4. Standards and compliance
We are continuing to advocate for improved access to Australian Standards. Architects are legally required to comply with these documents, yet they remain locked behind paywalls and licensed in ways that require repeated purchase across teams and projects. This places the cost of meeting regulatory obligations onto individual businesses rather than treating compliance as shared national infrastructure.
The impact is not only financial. When essential technical requirements are fragmented across purchased documents, teams spend significant time locating, verifying and cross-checking rules rather than progressing work. Improving access to Standards is therefore not about convenience; it is about safer documentation, reduced risk, and faster project delivery across the entire construction system. It also points to the productivity issue.
In recent discussions with Federal Ministers, there has been a request for a clear ‘business case’ outlining the real cost of compliance where regulatory materials are not readily accessible. The ACA is leading this work in partnership with ACIF, recognising that this issue affects all in the built environment, and is not confined to architecture.

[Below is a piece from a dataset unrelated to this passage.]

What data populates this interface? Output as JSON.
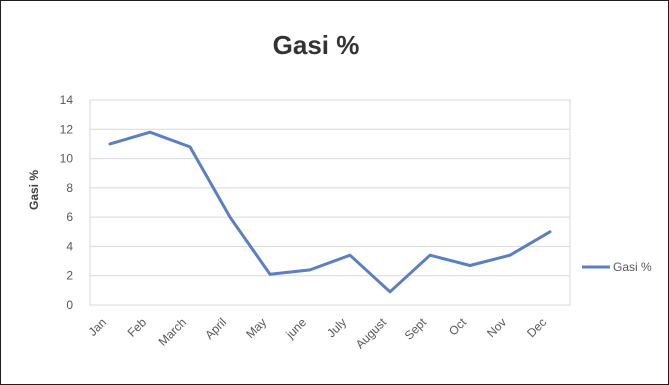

This also connects directly to our submission on the Modernisation of the National Construction Code (NCC). Where Standards are incorporated by reference into the NCC, they effectively become part of the regulatory framework.

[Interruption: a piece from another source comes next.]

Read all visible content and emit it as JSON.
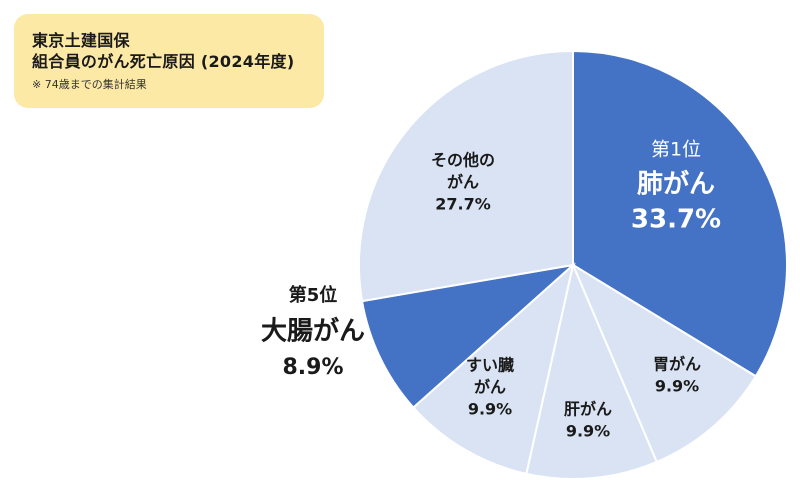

Australian Standards referenced in the NCC should therefore be freely accessible, or available at minimal cost. Compliance with the law should not depend on the ability to pay to access it.
WHY THIS MATTERS
Architectural businesses are part of the delivery system for government priorities. If practice conditions are inefficient, project delivery is inefficient. Then what happens? Housing slows and capacity shrinks.
The solution? Improving the business environment for architects improves productivity and project certainty across the whole construction system.
That is why this conversation is gradually gaining traction, because we are talking about delivery capability, not just professional representation.
COLLABORATIVE ADVOCACY
I’ve often lamented that our industry is too small for us to operate independently in silos. We need to harness the power of collective agency to break down professional boundaries and maximise our impact. That’s why we are pleased to announce a formal advocacy agreement with Consult Australia, strengthening a long-standing collaboration between our two business-focused organisations. The agreement establishes a clear, shared framework for advocacy, with aligned priorities, shared member insights and a focus on practical, business-led solutions. The industry benefits because we are stronger together.
WHAT HAPPENS NEXT
Over the coming months we will:
- continue to meet with Ministerial offices and departments
- test policy ideas with government advisors
- identify quick wins as well as longer-term reform opportunities
- bring members into consultation as proposals develop
Each meeting builds credibility and trust. The goal is not only to resolve individual issues, but to ensure the realities of architectural businesses are understood early in policy development affecting the built environment.
We are now firmly in that conversation.